In the car that day, I listened to some favourites, from “Surfer Girl” to “Surf’s Up” and beyond. “Please Let Me Wonder”. “Wendy”. “Girls on the Beach”. “Caroline, No”. “When I Grow Up (To Be a Man)”. “Let Him Run Wild”. “The Little Girl I Once Knew”. “She Knows Me Too Well”. “The Warmth of the Sun”. “Kiss Me Baby”. And, of course, “Don’t Worry Baby”, which probably encapsulates more of the essence in a single track than any of them: the sun-kissed harmonies, the cars, the girls, the youthful rapture and the underlying sadness. And the way Brian was starting to make a standard guitar-keys-bass-drums line-up sound like a new kind of orchestra.

And then I watched The Beach Boys, a new 112-minute authorised documentary directed by Frank Russell and Thom Zimny, which tells the group’s story from its creation in the Wilson family garage in Hawthorne, California in 1961 to the comeback in the early 1980s. That’s a sensible limitation, although it means omitting Brian’s triumphant 21st century renaissance with the Pet Sounds concerts and the SMiLE recreation. But the saga is so vast that many of its salient features are necessarily overlooked.

It’s the survivors’ tale, in a way, which means that Mike Love gets another chance to tell his side of the story, although not to an unbearable extent, at least until “Kokomo” is chosen to play over the final credits — and he does thoughtfully identify Brian’s “melancholy” as being a vital ingredient in their music. Archive interviews with Carl and Dennis Wilson are included, and we’re reminded of how their long-hidden talents emerged during the period covered by the film. Al Jardine and David Marks provide interesting insights (Jardine describes “Don’t Worry Baby” as “definitely a turning point for us, and for Brian”), as does Marilyn Rovell, Brian’s first wife.

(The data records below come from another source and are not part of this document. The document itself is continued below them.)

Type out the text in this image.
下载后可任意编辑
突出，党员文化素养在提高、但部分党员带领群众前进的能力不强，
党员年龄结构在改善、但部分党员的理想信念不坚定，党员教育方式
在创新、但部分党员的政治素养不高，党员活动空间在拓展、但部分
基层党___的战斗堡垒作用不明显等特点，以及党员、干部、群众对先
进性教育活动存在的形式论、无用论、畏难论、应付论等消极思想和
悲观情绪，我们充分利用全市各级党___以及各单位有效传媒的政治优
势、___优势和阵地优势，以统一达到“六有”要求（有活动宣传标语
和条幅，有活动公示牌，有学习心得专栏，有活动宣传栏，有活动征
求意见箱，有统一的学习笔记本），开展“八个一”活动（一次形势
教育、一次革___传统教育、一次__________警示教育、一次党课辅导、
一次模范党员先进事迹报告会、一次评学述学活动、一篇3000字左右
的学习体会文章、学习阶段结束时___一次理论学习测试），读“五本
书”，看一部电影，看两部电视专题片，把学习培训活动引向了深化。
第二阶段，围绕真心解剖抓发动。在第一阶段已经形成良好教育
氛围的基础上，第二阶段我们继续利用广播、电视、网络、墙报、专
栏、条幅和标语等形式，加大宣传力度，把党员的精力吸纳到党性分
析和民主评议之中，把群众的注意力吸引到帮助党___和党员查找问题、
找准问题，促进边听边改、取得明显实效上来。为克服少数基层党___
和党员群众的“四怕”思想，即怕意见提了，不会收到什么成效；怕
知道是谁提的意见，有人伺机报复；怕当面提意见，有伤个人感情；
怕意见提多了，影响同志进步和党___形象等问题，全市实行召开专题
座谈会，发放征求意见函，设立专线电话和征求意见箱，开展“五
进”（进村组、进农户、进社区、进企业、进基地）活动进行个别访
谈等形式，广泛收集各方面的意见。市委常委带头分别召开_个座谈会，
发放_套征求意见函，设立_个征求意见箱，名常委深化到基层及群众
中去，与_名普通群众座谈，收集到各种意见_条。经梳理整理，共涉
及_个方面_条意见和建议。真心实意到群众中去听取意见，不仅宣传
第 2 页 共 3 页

Interviews with some of the LA studio musicians who played on the great records, including the pianist Don Randi, the bass guitarist Carol Kaye and the drummer Hal Blaine, paint an interesting picture of Brian’s relationship with these highly professional, mostly jazz-trained players. From very early on, he was pursuing an approach very different from most of those who enlisted their help in search of hit records, earning their respect through his seriousness of purpose and originality of thought. There’s a tiny but very telling clip in which he’s explaining to Blaine the rhythmic emphasis he wants on the out-of-tempo introduction to “California Girls”, itself a small miracle of creative imagination. Blaine has heard it all before, but not this.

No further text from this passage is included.